Moving from planes to tanks, Diep.io uses a simple art style of basic shapes but has a somewhat surprisingly robust leveling system underneath. You’ll roll around, blasting away at pentagons, circles, triangles, and, of course, other players’ tanks to earn XP towards leveling up. You can then choose how you want to improve your tank, such as improving damage, bullet speed, health regen, and much more. Plus, you have your choice of game modes like FFA and team battles to keep you addicted even longer.
Snake once stood alongside the likes of Tetris as one of the most recognizable and popular “simple” games out there. Perhaps it lost a lot of clout because it isn’t one of only a handful of games you can play on your phone anymore, but now we have Slither.io reviving and improving on where that title left off. You already know how its going to work: You guide a snake around eating pellets to grow longer, but, as with all IO games, you’re not alone. Not only do you have to worry about not running into your own growing tail, but other players’ tails as well.
Moving away from the somewhat stressful side of gaming, Gartic.io is your Pictionary substitute. Just like the classic game, one player will be given a word they need to convey to the rest of the players only through pictures they draw themselves. The concept is as solid as the board game, but being able to hop right in and start drawing and guessing without worrying about getting a group together and writing down scores makes this version way more appealing, even though drawing with a mouse can be difficult.
Let’s face it, the zombie survival genre isn’t going anywhere at this point. Why not get a quick fix by loading into Survived.io for some fast zombie action? This game has all the trappings you’ve come to expect from the genre, such as looting weapons and supplies, managing hunger and thirst, and fighting off zombies, of course. This game uses simple 3D graphics that won’t impress you on a visual level but do make it stand out from most IO games.
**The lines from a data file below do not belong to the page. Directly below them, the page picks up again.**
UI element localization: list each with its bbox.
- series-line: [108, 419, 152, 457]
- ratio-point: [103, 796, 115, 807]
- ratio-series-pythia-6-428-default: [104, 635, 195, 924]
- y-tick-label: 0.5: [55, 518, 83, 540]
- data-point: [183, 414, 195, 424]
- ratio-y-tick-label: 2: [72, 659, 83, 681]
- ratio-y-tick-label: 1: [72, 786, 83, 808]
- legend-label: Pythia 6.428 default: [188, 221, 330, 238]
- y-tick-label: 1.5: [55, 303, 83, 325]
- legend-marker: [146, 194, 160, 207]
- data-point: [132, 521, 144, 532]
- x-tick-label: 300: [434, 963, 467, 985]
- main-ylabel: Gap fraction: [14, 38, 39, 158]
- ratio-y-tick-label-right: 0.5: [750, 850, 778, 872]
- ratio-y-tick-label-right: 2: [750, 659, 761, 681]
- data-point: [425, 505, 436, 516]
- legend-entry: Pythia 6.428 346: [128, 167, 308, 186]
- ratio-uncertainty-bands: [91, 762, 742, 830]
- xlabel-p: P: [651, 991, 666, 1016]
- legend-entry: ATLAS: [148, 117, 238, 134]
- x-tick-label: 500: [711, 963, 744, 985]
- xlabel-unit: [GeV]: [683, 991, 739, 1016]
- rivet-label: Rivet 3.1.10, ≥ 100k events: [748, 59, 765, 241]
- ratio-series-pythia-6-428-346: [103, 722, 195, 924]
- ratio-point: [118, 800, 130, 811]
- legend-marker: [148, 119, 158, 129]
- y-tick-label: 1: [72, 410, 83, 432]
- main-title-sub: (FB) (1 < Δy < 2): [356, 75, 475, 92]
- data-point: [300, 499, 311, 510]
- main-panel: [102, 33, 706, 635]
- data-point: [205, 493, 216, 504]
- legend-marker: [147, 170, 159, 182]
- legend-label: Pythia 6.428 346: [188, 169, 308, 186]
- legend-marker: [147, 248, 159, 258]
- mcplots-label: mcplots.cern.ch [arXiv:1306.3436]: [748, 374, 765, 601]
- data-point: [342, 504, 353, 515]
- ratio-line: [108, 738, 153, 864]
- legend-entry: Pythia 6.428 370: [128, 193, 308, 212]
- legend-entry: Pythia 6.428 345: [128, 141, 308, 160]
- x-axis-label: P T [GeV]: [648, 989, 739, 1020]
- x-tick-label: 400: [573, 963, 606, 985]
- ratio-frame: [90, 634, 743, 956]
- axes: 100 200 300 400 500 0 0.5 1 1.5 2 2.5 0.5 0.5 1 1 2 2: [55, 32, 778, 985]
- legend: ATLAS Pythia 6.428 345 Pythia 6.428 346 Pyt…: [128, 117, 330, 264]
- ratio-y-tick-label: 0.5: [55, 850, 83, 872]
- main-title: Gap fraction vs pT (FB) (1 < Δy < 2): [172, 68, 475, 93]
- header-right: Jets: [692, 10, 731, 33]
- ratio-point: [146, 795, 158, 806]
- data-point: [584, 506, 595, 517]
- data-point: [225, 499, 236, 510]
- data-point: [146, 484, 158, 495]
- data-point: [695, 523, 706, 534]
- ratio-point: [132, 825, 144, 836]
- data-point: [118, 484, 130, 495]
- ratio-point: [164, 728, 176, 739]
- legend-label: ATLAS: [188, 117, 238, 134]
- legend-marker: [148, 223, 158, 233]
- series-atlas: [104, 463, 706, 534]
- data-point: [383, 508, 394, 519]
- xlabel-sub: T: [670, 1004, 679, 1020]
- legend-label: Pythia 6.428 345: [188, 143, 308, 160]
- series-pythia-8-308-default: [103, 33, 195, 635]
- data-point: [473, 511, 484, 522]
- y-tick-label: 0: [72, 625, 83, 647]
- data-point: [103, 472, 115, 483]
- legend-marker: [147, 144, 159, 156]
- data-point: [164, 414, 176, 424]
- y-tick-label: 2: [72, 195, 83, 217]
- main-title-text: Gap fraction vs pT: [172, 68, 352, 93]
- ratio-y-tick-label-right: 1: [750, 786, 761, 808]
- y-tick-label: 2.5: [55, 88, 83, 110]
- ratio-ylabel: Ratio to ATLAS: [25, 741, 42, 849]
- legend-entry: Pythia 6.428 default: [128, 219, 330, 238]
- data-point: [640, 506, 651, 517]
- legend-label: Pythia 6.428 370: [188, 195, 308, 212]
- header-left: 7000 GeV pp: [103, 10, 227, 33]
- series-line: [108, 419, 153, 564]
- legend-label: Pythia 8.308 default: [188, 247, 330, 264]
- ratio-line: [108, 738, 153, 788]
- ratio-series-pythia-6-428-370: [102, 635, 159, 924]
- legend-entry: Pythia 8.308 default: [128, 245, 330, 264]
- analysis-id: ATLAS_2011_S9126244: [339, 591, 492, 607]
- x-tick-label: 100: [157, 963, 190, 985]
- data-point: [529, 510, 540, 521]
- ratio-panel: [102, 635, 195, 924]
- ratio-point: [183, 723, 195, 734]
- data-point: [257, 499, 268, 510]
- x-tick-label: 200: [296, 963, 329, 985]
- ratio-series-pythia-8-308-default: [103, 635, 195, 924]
As long as we’re looking at popular genres, we might as well pick out one that mimics the most popular of them all. Bruh.io is one of many options you have for a battle royale game in the IO space, but this one is hard to beat. Yes, you know the basics. It’s you against everyone else on a small-ish sized map, running around picking up guns while trying to stay within the circle. What edges it above the hundreds of pretenders is the feel and almost pixel art style the game has that make it a joy to look at and control.
Warbot.io is one of the most ambitious IO games out there. The 3D graphics are top notch for what it is, and the systems and controls are actually fairly deep compared to most IO games. You play as a little robot on a simple map trying to destroy all other bots you come across using a twin-stick style control scheme. The only problem is that this level of ambition does come with some lengthy loading times, especially compared to how lighting fast you can hop into the other titles on this list.
This might not be the next Final Fantasy or Elder Scrolls game, but Hordes.io is a surprisingly competent and addictive RPG. You start off choosing a class and creating your avatar and then are thrust into a world to adventure however you like. There are monsters roaming around the world to battle for XP, skills to unlock, and just about everything you’d expect from a traditional RPG only shrunk down.
Taking cues from the best games on this list and merging them together, Deeep.io has everything a great IO game should. It has as simple of a concept as Agar.io, where you play as one of several sea creatures swimming around consuming smaller objects, but with light RPG mechanics as you level up and evolve into new creatures with different abilities. The best part is how open the game actually is. If you’d rather just swim around, explore, and evolve without fighting other players, you can just evade and hide from conflict. If you’d rather be a predator, go for it. Either way, you’ll sink way more time into this game than you realize.